The material that Homer collected as an artist-correspondent during the Civil War provided the subjects for his first oil paintings. In 1866, one year after the war ended and four years after he reputedly began to paint in oil, Homer completed the picture Prisoners from the Front, one of Homer's most famous and highly lauded paintings of the Civil War, a work that established his reputation.
It represents an actual scene from the war in which a Union officer, Brigadier General Francis Channing Barlow (1834-1896), captured several Confederate officers on June 21, 1864. The background depicts the battlefield at Petersburg, Virginia.

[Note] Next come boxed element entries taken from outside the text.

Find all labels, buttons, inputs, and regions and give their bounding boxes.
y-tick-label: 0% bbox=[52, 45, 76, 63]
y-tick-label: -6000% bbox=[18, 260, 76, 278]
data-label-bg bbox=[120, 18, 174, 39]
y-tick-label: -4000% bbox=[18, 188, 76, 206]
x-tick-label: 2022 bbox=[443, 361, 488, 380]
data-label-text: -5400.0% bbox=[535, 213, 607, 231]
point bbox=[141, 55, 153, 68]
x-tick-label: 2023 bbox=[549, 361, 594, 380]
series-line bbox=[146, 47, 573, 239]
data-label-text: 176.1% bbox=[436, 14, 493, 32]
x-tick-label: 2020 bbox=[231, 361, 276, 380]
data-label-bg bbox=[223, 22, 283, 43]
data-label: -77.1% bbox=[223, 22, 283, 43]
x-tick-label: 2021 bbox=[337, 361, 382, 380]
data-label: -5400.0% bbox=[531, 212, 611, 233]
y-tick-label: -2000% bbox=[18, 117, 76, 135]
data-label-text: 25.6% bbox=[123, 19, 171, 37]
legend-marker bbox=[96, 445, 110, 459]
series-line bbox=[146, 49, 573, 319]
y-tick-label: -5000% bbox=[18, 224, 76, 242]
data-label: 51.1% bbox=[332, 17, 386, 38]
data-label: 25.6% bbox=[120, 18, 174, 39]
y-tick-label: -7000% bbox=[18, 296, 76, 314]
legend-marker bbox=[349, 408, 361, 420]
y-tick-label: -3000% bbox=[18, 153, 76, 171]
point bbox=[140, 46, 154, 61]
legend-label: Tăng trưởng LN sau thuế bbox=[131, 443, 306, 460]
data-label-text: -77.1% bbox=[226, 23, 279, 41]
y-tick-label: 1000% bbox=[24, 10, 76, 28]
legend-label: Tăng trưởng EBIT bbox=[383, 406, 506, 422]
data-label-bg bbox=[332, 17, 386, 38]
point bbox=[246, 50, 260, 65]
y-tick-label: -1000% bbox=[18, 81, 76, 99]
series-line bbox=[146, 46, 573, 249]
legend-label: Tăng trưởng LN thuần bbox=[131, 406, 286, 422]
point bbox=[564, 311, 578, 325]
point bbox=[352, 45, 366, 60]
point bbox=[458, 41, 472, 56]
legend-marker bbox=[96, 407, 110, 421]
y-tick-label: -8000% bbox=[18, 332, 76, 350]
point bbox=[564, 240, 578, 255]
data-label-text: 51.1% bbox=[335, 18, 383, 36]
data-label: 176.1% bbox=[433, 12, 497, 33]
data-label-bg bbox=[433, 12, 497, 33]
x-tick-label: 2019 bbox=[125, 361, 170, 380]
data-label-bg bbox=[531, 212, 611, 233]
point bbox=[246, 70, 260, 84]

It is a scene without exciting action or schematic devices, yet a kind of nobility and emotional drama pervades the canvas. Homer expertly characterized the range of personalities involved in the war, from the young, uncertain boy being captured to the bearded old man, humbly submitting to his fate, to the proud challenging stance of the third man still dressed in Confederate uniform. We feel the tension between Barlow and the Confederated soldier, yet it never threatens the stability of the image. Homer seemed to emphasize the sense of unity and spirit of a nation acknowledging a new direction.
General Barlow was not only a friend whom Homer had visited at the front at least once and probably more often than that, but was also "one of the most eminent" officers to survive the war. Barlow had a record of valorous military service in which, particularly, "he distinguished himself at the Wilderness by leading his division in the grand charge which resulted in the capture of the rebel General Ed. Johnson's entire division" - an incident of which Homer's painting can easily be considered a symbolic representation.
Infrared photography and numerous studies indicate that the painting underwent many changes in the course of completion.